The Kurdish regional government will continue to pump oil through the central government’s Kirkuk pipeline until 15 September, according to a Reuters report.

KRG extends oil export initiative

The Kurdish regional government will continue to pump oil through the central government’s Kirkuk pipeline until 15 September, according to a Reuters report.

"We decided to extend the deadline for pumping crude to [15 September] as a goodwill gesture, and to give Baghdad more time to resolve the payment issue," one source with Kurdistan's natural resources ministry told Reuters.


According to an official statement from the KRG, the initiative is "aimed at solving once and for all the ongoing oil and gas issues in Iraq." If Baghdad does make all the outstanding payments due to oil companies operating in the region ansd commits to implementing a series of measures the KRG says it has previously agreed, exports will be halted.


The Kurdish regional government resumed oil exports via the central government Kirkuk pipeline to Turkey on 7 August. Natural resources minister Ashti Hawrami dubbed a “goodwill initiative” aimed at resolving a running dispute which has taken Kurdish crude off Iraq's oil export slate, put the Kurdish region's federal budget allocation under threat, and pushed oil companies operating in the Kurdish region to sell crude locally at cheap rates.


The move coincides with the formation of a new Parliamentary committee in Baghdad dedicated to generating consensus on oil and gas legislation, the want of which is at the heart of the political crisis over oil between Baghdad and Erbil.

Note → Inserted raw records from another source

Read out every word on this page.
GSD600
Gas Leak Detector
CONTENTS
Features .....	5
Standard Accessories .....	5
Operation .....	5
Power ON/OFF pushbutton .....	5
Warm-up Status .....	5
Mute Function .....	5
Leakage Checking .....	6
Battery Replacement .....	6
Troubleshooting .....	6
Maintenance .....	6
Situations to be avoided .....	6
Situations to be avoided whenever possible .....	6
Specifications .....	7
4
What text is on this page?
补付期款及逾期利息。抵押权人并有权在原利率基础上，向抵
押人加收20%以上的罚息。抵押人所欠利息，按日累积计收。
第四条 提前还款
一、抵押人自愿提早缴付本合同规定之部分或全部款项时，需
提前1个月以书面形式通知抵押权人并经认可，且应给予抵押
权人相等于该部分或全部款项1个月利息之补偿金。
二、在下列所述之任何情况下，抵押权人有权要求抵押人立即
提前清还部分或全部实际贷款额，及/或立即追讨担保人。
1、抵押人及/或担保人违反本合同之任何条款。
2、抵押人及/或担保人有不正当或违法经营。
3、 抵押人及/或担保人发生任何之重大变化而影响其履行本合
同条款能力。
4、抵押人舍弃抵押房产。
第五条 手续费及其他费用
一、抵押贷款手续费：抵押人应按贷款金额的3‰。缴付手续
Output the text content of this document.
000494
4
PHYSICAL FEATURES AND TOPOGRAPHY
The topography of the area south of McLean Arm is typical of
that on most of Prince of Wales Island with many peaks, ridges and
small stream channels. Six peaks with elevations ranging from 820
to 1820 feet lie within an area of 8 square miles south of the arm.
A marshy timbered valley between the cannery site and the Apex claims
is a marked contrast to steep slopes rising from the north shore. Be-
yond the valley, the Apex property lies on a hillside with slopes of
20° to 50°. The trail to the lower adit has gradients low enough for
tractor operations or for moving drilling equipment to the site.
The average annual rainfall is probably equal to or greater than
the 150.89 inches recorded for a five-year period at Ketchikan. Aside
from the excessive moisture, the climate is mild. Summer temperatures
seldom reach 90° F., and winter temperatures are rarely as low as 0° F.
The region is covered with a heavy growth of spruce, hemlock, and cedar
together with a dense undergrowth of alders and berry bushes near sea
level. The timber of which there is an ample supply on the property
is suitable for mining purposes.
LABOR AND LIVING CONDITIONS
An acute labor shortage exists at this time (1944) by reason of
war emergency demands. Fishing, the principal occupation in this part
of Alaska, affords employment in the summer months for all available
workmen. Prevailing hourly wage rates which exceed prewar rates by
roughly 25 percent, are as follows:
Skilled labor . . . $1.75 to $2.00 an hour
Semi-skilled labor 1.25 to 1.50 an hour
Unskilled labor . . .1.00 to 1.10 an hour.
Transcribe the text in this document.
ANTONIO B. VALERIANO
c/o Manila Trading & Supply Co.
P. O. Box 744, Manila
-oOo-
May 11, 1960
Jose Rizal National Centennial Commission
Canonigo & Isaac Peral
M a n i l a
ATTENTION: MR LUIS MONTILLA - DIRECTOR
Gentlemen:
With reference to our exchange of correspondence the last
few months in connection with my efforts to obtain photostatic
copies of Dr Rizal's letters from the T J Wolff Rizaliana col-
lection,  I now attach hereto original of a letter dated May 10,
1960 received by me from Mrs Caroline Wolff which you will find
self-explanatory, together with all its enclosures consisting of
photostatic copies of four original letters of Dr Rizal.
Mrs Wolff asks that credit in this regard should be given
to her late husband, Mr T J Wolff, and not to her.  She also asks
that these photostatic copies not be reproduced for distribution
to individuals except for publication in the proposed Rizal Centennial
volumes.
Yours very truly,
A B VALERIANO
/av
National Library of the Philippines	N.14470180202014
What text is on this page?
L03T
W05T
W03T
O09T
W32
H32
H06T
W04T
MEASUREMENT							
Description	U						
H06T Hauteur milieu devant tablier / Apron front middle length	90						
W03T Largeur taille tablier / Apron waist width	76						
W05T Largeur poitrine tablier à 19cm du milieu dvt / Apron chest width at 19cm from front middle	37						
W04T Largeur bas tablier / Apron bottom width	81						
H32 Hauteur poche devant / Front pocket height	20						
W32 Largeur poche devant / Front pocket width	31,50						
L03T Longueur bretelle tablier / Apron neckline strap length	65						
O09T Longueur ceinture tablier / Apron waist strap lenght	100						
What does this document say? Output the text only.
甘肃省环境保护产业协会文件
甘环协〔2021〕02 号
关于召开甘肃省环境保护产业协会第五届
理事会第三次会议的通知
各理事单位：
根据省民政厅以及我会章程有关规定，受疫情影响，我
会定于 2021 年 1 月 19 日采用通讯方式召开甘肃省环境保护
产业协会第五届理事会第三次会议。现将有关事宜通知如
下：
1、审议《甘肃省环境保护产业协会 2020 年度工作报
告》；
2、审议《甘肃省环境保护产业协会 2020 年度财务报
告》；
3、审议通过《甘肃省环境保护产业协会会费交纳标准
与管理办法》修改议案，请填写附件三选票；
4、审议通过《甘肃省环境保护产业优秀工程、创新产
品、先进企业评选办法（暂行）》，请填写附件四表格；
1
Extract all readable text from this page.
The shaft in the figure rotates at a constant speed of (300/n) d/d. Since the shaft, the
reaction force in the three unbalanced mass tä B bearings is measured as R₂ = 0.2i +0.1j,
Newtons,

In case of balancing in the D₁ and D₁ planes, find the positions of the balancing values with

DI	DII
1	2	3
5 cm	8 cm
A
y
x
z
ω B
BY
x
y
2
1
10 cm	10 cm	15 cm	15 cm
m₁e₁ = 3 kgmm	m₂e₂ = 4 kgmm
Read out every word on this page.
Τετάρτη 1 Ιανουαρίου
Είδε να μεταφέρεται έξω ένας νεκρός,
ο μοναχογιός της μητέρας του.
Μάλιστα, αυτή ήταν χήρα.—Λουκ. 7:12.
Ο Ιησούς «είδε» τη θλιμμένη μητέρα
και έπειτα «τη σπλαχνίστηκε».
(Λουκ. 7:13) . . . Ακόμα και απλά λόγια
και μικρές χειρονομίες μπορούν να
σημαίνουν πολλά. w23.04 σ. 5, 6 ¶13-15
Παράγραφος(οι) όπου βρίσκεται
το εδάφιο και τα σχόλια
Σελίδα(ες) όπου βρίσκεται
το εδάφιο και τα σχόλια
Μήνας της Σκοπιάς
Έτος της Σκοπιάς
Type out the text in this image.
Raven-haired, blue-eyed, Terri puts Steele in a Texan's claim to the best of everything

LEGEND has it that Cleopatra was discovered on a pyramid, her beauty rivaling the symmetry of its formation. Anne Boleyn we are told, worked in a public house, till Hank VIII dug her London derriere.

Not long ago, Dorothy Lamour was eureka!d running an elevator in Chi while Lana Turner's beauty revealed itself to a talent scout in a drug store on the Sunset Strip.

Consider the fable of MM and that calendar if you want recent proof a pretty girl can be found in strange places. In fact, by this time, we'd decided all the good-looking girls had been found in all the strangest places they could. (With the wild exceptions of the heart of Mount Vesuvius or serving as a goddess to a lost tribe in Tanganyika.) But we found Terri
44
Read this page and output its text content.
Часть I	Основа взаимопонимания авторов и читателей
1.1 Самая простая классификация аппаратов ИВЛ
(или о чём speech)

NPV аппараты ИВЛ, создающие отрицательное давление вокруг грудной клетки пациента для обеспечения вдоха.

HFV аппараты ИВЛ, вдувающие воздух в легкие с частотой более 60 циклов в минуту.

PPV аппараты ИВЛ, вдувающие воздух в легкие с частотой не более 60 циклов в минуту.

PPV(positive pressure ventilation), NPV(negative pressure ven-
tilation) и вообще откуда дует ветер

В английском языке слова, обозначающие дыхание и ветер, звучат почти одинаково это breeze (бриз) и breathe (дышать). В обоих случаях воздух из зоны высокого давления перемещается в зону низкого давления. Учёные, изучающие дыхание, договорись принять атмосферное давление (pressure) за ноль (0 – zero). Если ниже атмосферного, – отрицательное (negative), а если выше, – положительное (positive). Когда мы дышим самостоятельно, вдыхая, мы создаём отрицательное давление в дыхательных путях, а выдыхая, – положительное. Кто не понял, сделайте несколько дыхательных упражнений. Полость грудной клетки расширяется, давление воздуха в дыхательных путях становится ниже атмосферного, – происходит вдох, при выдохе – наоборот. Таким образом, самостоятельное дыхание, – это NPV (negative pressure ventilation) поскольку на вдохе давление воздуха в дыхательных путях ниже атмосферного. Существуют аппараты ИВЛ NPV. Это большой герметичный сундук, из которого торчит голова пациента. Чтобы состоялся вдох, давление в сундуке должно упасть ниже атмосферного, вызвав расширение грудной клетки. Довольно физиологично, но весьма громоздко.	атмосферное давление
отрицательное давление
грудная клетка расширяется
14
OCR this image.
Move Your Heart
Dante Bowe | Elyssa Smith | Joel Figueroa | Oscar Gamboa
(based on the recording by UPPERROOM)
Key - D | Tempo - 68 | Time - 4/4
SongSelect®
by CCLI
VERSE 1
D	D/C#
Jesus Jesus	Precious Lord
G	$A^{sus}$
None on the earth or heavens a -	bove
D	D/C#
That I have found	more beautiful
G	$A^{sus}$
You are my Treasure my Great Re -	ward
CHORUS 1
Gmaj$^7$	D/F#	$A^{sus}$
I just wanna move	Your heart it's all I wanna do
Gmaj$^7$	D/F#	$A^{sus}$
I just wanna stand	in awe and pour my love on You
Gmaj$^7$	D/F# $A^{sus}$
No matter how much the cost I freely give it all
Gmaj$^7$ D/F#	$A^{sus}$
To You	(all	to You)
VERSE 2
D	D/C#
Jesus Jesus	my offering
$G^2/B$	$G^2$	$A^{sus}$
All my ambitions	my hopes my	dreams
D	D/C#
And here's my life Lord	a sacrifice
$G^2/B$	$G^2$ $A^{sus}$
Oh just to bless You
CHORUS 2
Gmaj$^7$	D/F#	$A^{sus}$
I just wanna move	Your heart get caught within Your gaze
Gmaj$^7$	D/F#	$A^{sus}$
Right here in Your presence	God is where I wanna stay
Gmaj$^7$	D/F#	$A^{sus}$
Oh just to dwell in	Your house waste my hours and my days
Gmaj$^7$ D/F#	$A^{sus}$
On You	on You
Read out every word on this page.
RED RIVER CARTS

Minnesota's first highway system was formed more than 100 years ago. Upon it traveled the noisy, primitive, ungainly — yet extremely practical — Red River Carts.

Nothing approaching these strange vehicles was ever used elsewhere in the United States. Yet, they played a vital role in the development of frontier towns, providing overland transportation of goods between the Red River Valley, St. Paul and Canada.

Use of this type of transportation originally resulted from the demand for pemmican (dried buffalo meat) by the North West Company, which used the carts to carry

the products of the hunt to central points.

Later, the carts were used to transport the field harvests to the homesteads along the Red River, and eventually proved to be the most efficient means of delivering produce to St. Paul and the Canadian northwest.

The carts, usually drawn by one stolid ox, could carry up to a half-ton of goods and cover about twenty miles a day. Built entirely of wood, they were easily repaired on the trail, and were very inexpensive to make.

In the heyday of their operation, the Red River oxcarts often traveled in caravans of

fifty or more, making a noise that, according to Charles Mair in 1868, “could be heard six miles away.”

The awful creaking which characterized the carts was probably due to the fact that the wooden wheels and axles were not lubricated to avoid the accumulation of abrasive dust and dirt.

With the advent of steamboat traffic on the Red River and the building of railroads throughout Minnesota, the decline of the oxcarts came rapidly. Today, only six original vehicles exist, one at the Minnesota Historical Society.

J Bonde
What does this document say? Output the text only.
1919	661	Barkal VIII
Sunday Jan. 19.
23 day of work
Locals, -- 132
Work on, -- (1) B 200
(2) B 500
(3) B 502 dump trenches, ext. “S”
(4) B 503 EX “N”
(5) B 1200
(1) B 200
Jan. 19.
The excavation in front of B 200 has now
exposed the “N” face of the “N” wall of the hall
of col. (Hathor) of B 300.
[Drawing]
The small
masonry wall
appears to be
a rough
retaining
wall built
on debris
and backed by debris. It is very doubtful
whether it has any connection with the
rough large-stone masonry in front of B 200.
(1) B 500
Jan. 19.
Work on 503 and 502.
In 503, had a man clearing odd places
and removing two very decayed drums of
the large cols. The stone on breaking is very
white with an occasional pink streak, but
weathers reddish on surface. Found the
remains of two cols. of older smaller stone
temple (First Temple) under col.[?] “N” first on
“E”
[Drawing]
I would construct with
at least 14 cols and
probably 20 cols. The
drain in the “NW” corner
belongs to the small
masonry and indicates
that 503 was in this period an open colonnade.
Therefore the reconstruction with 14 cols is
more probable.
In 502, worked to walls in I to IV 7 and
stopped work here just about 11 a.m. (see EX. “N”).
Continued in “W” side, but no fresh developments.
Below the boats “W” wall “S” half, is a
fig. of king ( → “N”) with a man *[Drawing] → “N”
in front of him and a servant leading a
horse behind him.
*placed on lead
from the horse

The central government has allocated almost $560 million to repay the capital expenditure of oil companies working in the Kurdish region, but will not release the money unless the KRG resumes the flow of oil expected of it under the federal budget and the companies claiming the money are audited.

Deputy Prime Minister for Energy Hussein Al-Sharistani has also suggested that the region should pump additional crude to compensate for oil revenue lost to the government for the KRG-mandated shut-in which ran from April to early August.


The Kurdish regional government is far from relying on a resolution to its oil policy dispute with Baghdad, and has raced ahead with the construction of a million barrel a day pipeline to the Turkish border, according to Iraq Oil Report. While the region’s relations with Turkey have developed rapidly, no export agreement has yet been announced.